This is the first report describing the unbound population pharmacokinetics of ceftolozane and tazobactam in critically ill patients undergoing CVVHDF. We observed sieving coefficients that are consistent with previous findings for continuous hemofiltration and dialysis (14). The observed extraction ratios for unbound ceftolozane (0.76 ± 0.08) and tazobactam (0.73 ± 0.1) were comparable to the values of 0.86 and 0.85, respectively, in a previous case report using continuous hemofiltration (11). The model-predicted CVVHDF clearance for ceftolozane (2.7 ± 0.8 liters/h) is also in agreement with the rate of 2.4 liters/h in a previous case report (12) for a patient with RRT settings comparable to those used for the patients in the current study (Table 2), i.e., blood flow rate of 200 ml/min, predilution rate of 1,000 ml/h, and postdilution rate of 750 ml/h. The total estimated ceftolozane clearance during CVVHDF (3.3 liters/h) was about half of the total ceftolozane clearance we recently described for critically ill patients without renal impairment (7.2 liters/h) (24).

The relatively low clearance (longer half-life) during CVVHDF results in a prolonged time-to pharmacokinetic steady state. Our dosing simulations revealed that the steady state was achieved only after 4 days for ceftolozane. This is important for dosing evaluation in that adequacy of exposure for PK/PD target attainment should be evaluated during the first 24 h of treatment together with assessment of extent of accumulation at steady state to avoid unnecessarily high concentrations that potentially risk toxicity. Based on the first 24 h of exposure and considering a 40% fT_>MIC target, 0.75 g q8h is adequate for empirical initiation of therapy (Table 4). For susceptible pathogens (MIC ≤ 4 mg/liter), this dose is also adequate to provide 100% fT_>MIC ceftolozane exposure. In addition, it achieves previously recommended tazobactam exposures of 20% fT_>1mg/liter and 50% fT_>2mg/liter (14, 15) (see Table S1 in the supplemental material). These results are concordant with an in silico simulation study based on ex vivo data that recommended 0.75 g q8h dosing as an optimal regimen for continuous hemofiltration and dialysis (14).

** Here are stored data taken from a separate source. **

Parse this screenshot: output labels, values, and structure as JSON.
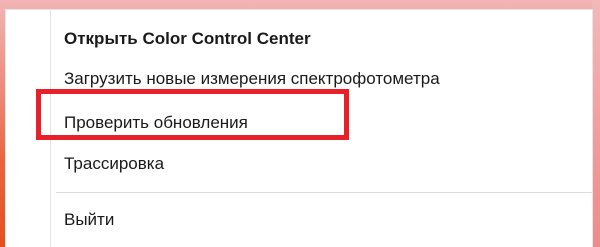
{
  "menu": {
    "items": [
      {
        "label": "Открыть Color Control Center",
        "bold": true
      },
      {
        "label": "Загрузить новые измерения спектрофотометра",
        "bold": false
      },
      {
        "label": "Проверить обновления",
        "bold": false
      },
      {
        "label": "Трассировка",
        "bold": false
      },
      {
        "label": "Выйти",
        "bold": false
      }
    ]
  },
  "highlight": {
    "target": "Проверить обновления",
    "color": "#e8202a"
  },
  "colors": {
    "frame": "#e8663f",
    "menu_bg": "#ffffff",
    "text": "#1a1a1a"
  }
}
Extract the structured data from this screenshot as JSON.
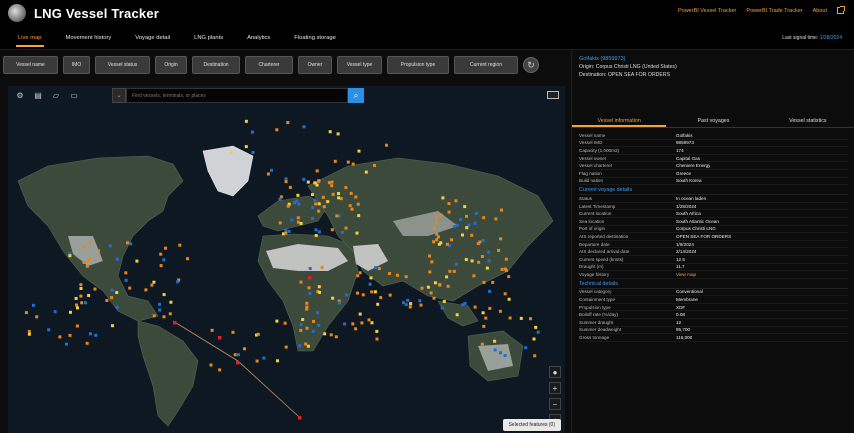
{
  "header": {
    "title": "LNG Vessel Tracker",
    "links": [
      "PowerBI Vessel Tracker",
      "PowerBI Trade Tracker",
      "About"
    ]
  },
  "nav": {
    "items": [
      "Live map",
      "Movement history",
      "Voyage detail",
      "LNG plants",
      "Analytics",
      "Floating storage"
    ],
    "active": "Live map",
    "last_update_label": "Last signal time:",
    "last_update_value": "1/28/2024"
  },
  "filters": [
    "Vessel name",
    "IMO",
    "Vessel status",
    "Origin",
    "Destination",
    "Charterer",
    "Owner",
    "Vessel type",
    "Propulsion type",
    "Current region"
  ],
  "map": {
    "search_placeholder": "Find vessels, terminals, or places",
    "legend_label": "Selected features (0)"
  },
  "vessel": {
    "name": "Golfakis (9859973)",
    "origin": "Origin: Corpus Christi LNG (United States)",
    "destination": "Destination: OPEN SEA FOR ORDERS"
  },
  "tabs": [
    "Vessel information",
    "Past voyages",
    "Vessel statistics"
  ],
  "details": {
    "basic": [
      {
        "k": "Vessel name",
        "v": "Golfakis"
      },
      {
        "k": "Vessel IMO",
        "v": "9859973"
      },
      {
        "k": "Capacity (1,000m3)",
        "v": "174"
      },
      {
        "k": "Vessel owner",
        "v": "Capital Gas"
      },
      {
        "k": "Vessel charterer",
        "v": "Cheniere Energy"
      },
      {
        "k": "Flag nation",
        "v": "Greece"
      },
      {
        "k": "Build nation",
        "v": "South Korea"
      }
    ],
    "voyage_title": "Current voyage details",
    "voyage": [
      {
        "k": "Status",
        "v": "In ocean laden"
      },
      {
        "k": "Latest Timestamp",
        "v": "1/28/2024"
      },
      {
        "k": "Current location",
        "v": "South Africa"
      },
      {
        "k": "Sea location",
        "v": "South Atlantic Ocean"
      },
      {
        "k": "Port of origin",
        "v": "Corpus Christi LNG"
      },
      {
        "k": "AIS reported destination",
        "v": "OPEN SEA FOR ORDERS"
      },
      {
        "k": "Departure date",
        "v": "1/8/2024"
      },
      {
        "k": "AIS declared arrival date",
        "v": "2/14/2024"
      },
      {
        "k": "Current speed (knots)",
        "v": "12.5"
      },
      {
        "k": "Draught (m)",
        "v": "11.7"
      }
    ],
    "voyage_history_label": "Voyage history",
    "voyage_history_value": "View map",
    "tech_title": "Technical details",
    "tech": [
      {
        "k": "Vessel category",
        "v": "Conventional"
      },
      {
        "k": "Containment type",
        "v": "Membrane"
      },
      {
        "k": "Propulsion type",
        "v": "XDF"
      },
      {
        "k": "Boiloff rate (%/day)",
        "v": "0.08"
      },
      {
        "k": "Summer draught",
        "v": "12"
      },
      {
        "k": "Summer deadweight",
        "v": "95,700"
      },
      {
        "k": "Gross tonnage",
        "v": "116,000"
      }
    ]
  },
  "colors": {
    "accent": "#f2a33a",
    "link": "#3b9df2",
    "laden": "#e8861c",
    "ballast": "#1f6fd6",
    "idle": "#f2d13a",
    "selected": "#e02020"
  }
}
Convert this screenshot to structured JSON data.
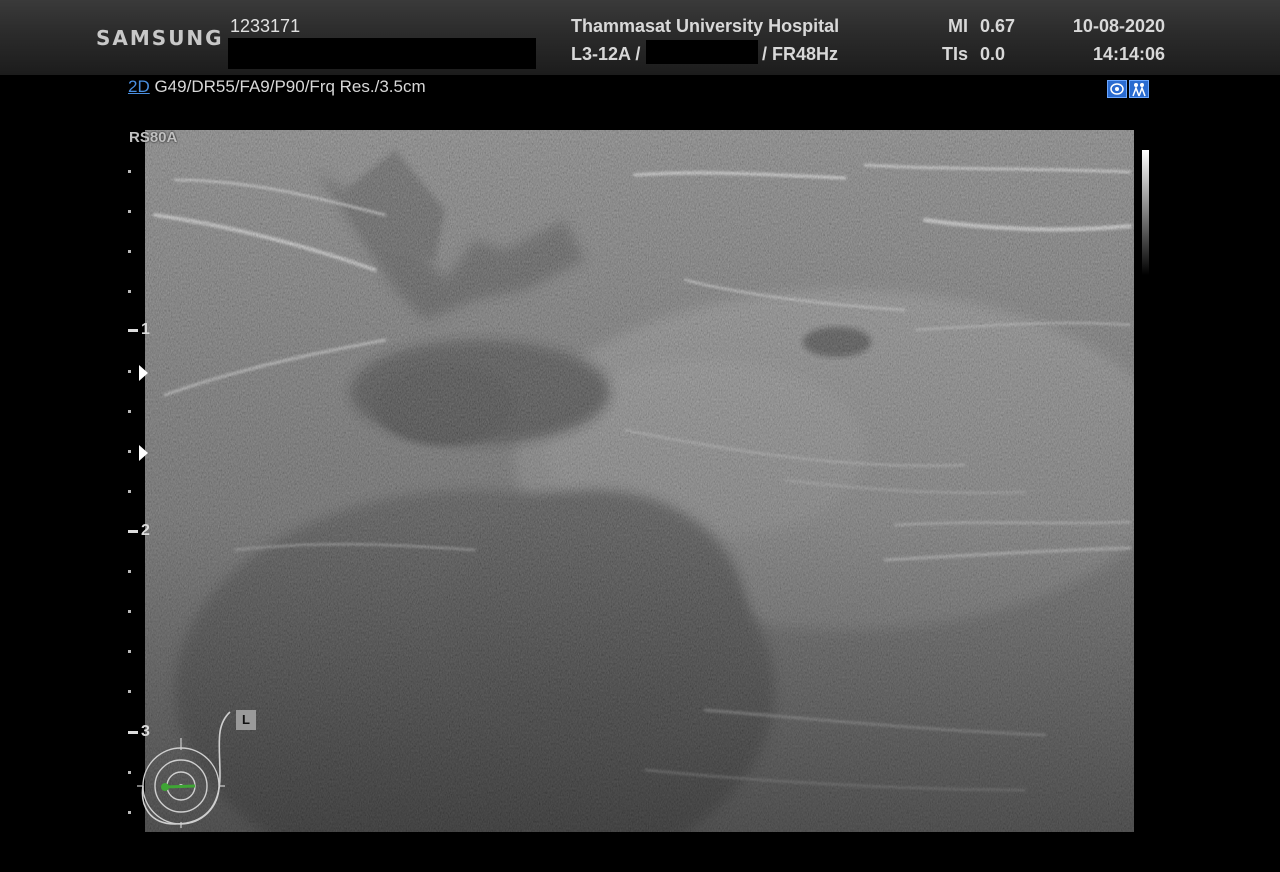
{
  "header": {
    "brand": "SAMSUNG",
    "patient_id": "1233171",
    "hospital": "Thammasat University Hospital",
    "probe": "L3-12A /",
    "frame_rate": "/ FR48Hz",
    "mi_label": "MI",
    "mi_value": "0.67",
    "tis_label": "TIs",
    "tis_value": "0.0",
    "date": "10-08-2020",
    "time": "14:14:06"
  },
  "mode": {
    "mode_label": "2D",
    "params": " G49/DR55/FA9/P90/Frq Res./3.5cm"
  },
  "image": {
    "preset": "RS80A",
    "side_marker": "L"
  },
  "depth_scale": {
    "labels": [
      "1",
      "2",
      "3"
    ],
    "unit": "cm"
  },
  "icons": {
    "top_left_icon": "probe-icon",
    "top_right_icon": "people-icon",
    "body_marker": "breast-body-marker-icon"
  },
  "colors": {
    "mode_accent": "#4a8fe0",
    "probe_marker": "#3fa535"
  }
}
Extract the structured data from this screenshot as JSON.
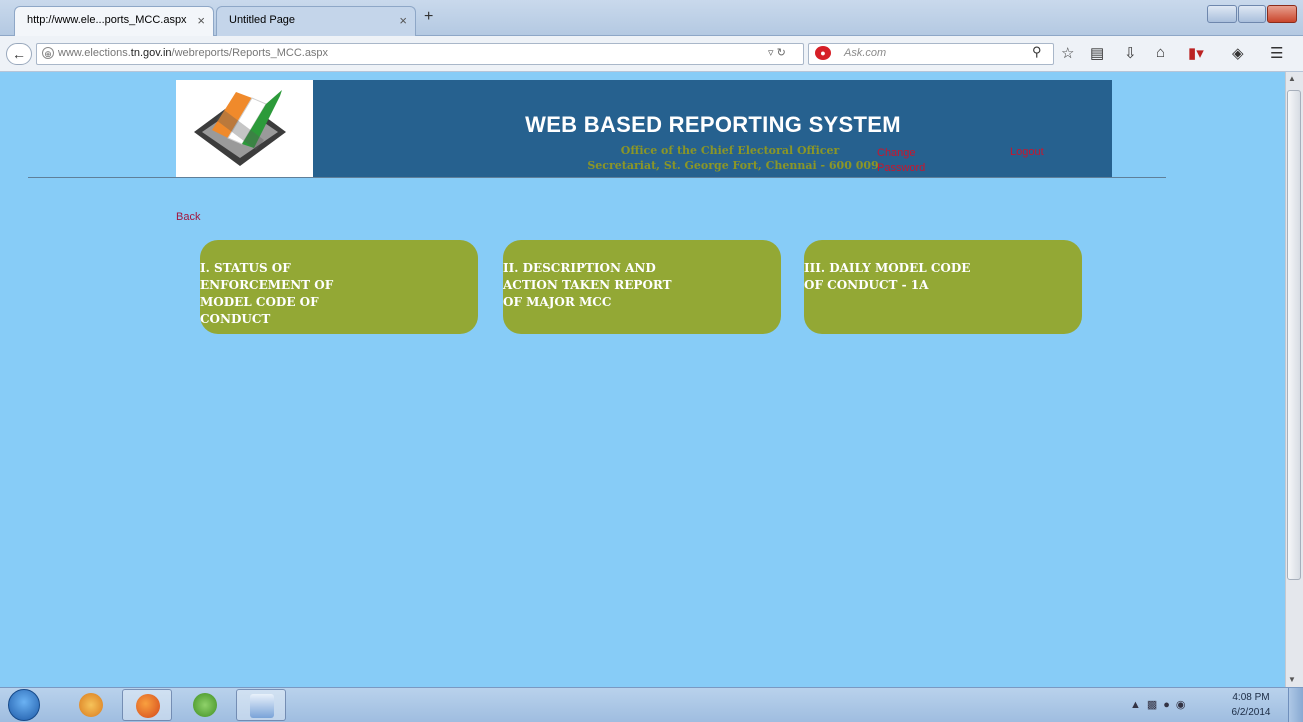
{
  "browser": {
    "tabs": [
      {
        "title": "http://www.ele...ports_MCC.aspx",
        "active": true
      },
      {
        "title": "Untitled Page",
        "active": false
      }
    ],
    "new_tab": "+",
    "tab_close": "×",
    "url_prefix": "www.elections.",
    "url_domain": "tn.gov.in",
    "url_path": "/webreports/Reports_MCC.aspx",
    "search_placeholder": "Ask.com"
  },
  "header": {
    "title": "WEB BASED REPORTING SYSTEM",
    "subtitle1": "Office of the Chief Electoral Officer",
    "subtitle2": "Secretariat, St. George Fort, Chennai - 600 009",
    "change_password": "Change Password",
    "logout": "Logout"
  },
  "back_label": "Back",
  "cards": [
    {
      "label": "I. STATUS OF ENFORCEMENT OF MODEL CODE OF CONDUCT"
    },
    {
      "label": "II. DESCRIPTION AND ACTION TAKEN REPORT OF MAJOR MCC"
    },
    {
      "label": "III. DAILY MODEL CODE OF CONDUCT - 1A"
    }
  ],
  "colors": {
    "page_bg": "#87CCF7",
    "banner_bg": "#26618F",
    "card_bg": "#93A835",
    "link_red": "#C8162E"
  },
  "taskbar": {
    "time": "4:08 PM",
    "date": "6/2/2014"
  }
}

However, given that susceptibility data are usually not available at the initiation of therapy and that for the critically ill an initial empirical coverage at a higher target for ceftolozane (100% fT_>MIC) is advantageous, our results (Table 4) suggest that a higher dose of 1.5 g q8h may be advantageous for initiation of therapy. The median (IQR) steady-state trough concentration with 1.5 g q8h dosing was 28 (range, 21 to 42) mg/liter. The concentrations seen are generally 5 to 10 times the MIC breakpoint for P. aeruginosa (4 mg/liter). Therefore, these concentrations are generally acceptable given that most experts consider trough concentrations above 10 times the MIC to represent a cutoff point for dose reduction of beta-lactam antibiotics, although not because of significant toxicity concerns but for avoidance of unnecessarily high exposures (16). In addition, keeping the concentration above 4 to 5 times the MIC has been shown to maximize the antibacterial effect of beta-lactams (17). Furthermore, given the poor reproducibility of MIC measurements, it is not uncommon that an isolate considered susceptible at the breakpoint MIC (4 mg/liter) is subsequently found to actually be resistant with retesting, with an MIC higher by up to two dilutions (up to 16 mg/liter) (18). Therefore, the steady-state concentrations achieved with 1.5 g q8h dosing are generally acceptable.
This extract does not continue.